There are a couple things which are different between the StatCorner version of tRA and the version implemented on FanGraphs. The main difference is we’re using Baseball Info Solutions batted ball stats instead of Gameday batted-ball stats. The other difference, though probably not as major is we’re using different park factors.

The thing is, the differences between BIS and MLBAM data are influenced by park biases that are persistent over time—no matter how much data you have, they will not wash out of the sample.

And what about fielding? Again, let’s consider a rather famous Mariner—Ichiro Suzuki. Tom Tango compared Ichiro’s rating in UZR between values computed using STATS data (which is similar to the MLBAM data in that it is collected in the press box) and values computed using BIS data. What he found was that using BIS data, Ichiro grades out as a very good defensive outfielder, while looking at STATS data he looks like a much less stellar outfielder.

The difference isn’t method—UZR was used in both cases. The difference is the underlying data. And the difference between the data sets is persistent and biased based upon a player’s home park.

And we simply don’t know who is right and who is wrong.

So what do we do about this? Stop taking the data at face value. Try to figure out what the errors in the data are and how they affect specific players over a period of years. And then adjust for those errors as best we can.

What We Can Do

The long-term answer is to get better data. Let’s face it—no matter how much we massage the data, there simply is not a way to objectively define the difference between a fly ball and a line drive. It is inherently a subjective and somewhat arbitrary distinction.
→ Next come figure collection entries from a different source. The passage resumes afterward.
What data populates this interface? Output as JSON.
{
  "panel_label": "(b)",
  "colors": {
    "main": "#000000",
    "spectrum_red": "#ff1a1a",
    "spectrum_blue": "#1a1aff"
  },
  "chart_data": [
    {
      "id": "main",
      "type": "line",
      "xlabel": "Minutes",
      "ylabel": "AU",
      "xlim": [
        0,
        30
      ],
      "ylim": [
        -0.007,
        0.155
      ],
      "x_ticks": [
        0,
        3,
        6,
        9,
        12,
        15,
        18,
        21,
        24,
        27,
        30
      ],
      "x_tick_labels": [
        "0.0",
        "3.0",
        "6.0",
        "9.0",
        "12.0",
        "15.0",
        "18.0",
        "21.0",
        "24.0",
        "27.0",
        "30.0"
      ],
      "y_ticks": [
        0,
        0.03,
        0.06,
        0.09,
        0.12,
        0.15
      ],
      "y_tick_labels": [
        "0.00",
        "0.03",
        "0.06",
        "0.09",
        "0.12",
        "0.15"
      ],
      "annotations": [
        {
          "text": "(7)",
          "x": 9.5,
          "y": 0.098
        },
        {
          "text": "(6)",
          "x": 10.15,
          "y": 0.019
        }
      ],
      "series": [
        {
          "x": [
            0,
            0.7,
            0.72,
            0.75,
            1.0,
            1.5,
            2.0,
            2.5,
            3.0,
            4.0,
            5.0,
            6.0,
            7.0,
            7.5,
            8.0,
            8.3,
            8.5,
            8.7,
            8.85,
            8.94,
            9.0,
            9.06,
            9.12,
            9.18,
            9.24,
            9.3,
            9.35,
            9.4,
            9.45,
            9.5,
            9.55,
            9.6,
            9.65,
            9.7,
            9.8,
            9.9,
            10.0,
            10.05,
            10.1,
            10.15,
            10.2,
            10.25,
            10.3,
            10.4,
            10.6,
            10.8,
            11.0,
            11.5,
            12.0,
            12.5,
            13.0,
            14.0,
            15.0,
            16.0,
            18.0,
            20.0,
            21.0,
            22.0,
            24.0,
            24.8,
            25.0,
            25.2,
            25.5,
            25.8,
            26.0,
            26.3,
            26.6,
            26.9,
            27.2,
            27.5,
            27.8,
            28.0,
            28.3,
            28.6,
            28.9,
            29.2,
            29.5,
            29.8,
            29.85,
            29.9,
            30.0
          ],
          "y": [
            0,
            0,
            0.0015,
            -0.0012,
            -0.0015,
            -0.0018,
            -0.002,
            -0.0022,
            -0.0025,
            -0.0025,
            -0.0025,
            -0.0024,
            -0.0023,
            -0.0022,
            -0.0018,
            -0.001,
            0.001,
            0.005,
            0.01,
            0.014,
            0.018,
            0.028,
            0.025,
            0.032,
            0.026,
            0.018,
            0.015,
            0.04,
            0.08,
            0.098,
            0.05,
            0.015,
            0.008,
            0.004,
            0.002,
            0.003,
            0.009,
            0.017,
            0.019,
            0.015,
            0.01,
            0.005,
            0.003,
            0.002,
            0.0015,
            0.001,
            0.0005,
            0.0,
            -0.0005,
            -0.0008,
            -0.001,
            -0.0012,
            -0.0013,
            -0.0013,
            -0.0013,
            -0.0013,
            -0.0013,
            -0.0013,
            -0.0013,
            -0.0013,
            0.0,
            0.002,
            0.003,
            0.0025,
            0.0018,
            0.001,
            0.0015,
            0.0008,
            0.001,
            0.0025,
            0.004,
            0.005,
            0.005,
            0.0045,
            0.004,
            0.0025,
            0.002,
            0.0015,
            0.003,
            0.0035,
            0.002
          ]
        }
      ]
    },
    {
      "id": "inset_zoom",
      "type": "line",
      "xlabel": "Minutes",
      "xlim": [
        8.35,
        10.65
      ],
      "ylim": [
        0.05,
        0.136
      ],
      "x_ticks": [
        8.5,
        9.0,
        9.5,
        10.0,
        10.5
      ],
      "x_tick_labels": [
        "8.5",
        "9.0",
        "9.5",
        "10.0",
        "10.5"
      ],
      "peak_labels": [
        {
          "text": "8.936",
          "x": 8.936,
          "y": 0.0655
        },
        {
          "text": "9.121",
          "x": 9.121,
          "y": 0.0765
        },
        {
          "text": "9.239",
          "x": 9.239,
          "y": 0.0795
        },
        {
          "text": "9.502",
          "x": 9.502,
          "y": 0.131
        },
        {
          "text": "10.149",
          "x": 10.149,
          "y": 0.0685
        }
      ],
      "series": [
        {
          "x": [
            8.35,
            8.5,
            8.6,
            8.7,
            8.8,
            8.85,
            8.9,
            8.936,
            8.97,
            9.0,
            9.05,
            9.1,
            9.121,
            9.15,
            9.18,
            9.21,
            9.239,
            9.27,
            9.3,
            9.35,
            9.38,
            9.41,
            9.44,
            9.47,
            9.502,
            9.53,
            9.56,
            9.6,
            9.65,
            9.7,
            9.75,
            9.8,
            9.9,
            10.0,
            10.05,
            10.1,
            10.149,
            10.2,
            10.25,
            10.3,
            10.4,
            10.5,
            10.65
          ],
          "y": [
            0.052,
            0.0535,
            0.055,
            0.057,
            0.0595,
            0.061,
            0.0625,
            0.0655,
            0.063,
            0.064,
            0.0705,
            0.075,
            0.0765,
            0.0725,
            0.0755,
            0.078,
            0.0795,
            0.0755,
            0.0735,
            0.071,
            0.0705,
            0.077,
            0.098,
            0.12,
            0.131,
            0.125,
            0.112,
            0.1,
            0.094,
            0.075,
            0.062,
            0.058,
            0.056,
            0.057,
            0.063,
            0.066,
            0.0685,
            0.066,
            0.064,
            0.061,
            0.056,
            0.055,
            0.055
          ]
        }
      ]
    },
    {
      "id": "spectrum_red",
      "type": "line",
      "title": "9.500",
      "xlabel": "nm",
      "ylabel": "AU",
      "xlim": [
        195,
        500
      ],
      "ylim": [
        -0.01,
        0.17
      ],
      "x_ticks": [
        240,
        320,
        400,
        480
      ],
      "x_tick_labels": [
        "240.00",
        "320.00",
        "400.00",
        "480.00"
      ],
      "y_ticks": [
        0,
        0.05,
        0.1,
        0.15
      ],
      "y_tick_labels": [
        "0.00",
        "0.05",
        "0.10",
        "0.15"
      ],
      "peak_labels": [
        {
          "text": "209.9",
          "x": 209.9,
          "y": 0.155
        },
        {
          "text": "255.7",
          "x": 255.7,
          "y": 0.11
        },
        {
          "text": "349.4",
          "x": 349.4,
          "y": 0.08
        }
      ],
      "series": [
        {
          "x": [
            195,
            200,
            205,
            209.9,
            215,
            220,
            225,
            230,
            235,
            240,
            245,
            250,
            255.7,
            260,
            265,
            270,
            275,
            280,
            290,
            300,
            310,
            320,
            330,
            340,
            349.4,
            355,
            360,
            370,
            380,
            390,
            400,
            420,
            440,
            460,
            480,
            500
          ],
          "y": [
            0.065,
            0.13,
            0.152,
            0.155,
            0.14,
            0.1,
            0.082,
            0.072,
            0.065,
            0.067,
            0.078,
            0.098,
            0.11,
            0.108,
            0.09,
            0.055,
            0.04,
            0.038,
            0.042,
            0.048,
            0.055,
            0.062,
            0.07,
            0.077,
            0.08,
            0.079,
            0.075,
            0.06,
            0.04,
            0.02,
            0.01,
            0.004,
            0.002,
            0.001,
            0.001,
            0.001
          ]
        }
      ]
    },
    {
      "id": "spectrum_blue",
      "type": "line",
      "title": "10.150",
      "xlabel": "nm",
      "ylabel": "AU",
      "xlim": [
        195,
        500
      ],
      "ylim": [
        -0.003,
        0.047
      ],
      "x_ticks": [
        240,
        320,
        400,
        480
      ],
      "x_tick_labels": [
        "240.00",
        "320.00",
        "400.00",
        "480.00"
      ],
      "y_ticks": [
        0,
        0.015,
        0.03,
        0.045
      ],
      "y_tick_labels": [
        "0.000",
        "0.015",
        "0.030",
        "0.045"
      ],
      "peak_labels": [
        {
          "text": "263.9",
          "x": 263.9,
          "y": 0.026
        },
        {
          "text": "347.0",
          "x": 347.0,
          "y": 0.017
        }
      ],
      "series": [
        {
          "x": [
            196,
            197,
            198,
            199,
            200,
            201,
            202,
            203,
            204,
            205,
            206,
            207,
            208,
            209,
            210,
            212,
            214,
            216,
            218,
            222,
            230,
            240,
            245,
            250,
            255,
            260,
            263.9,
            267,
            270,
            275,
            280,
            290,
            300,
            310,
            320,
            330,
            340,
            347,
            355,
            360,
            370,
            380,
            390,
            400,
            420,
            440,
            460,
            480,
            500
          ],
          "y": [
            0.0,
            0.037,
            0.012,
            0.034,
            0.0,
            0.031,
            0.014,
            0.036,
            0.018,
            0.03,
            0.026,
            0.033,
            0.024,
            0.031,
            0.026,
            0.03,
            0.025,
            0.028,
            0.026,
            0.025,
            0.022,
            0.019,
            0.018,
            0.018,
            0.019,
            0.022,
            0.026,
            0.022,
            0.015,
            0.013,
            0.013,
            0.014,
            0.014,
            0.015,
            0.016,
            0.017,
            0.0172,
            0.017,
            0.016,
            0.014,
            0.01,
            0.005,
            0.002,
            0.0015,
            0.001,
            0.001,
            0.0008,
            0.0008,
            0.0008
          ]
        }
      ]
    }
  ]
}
There’s a lot of work being done right now in precision batted-ball tracking, both with cameras and radars. Someday maybe that will percolate down—but it won’t tell us anything about players from before the introduction of those technologies. Failing that, a simple stopwatch could provide more accurate, quantifiable data than what we’re getting right now. And it is possible, to some extent, to review video of past games and get those measurements for players and seasons already passed.

 In the meantime, consider this my sabermetric crisis of faith. It’s not that I don’t believe in the objective study of baseball. I’m just not convinced at this point that something dealing with batted-ball data is, at least wholly, an objective study. And where does this leave us with existing metrics that utilize batted-ball data? Again, I’m not sure. I can tell you I’m a lot less comfortable accepting their conclusions—even over a large number of seasons—than I was in the past.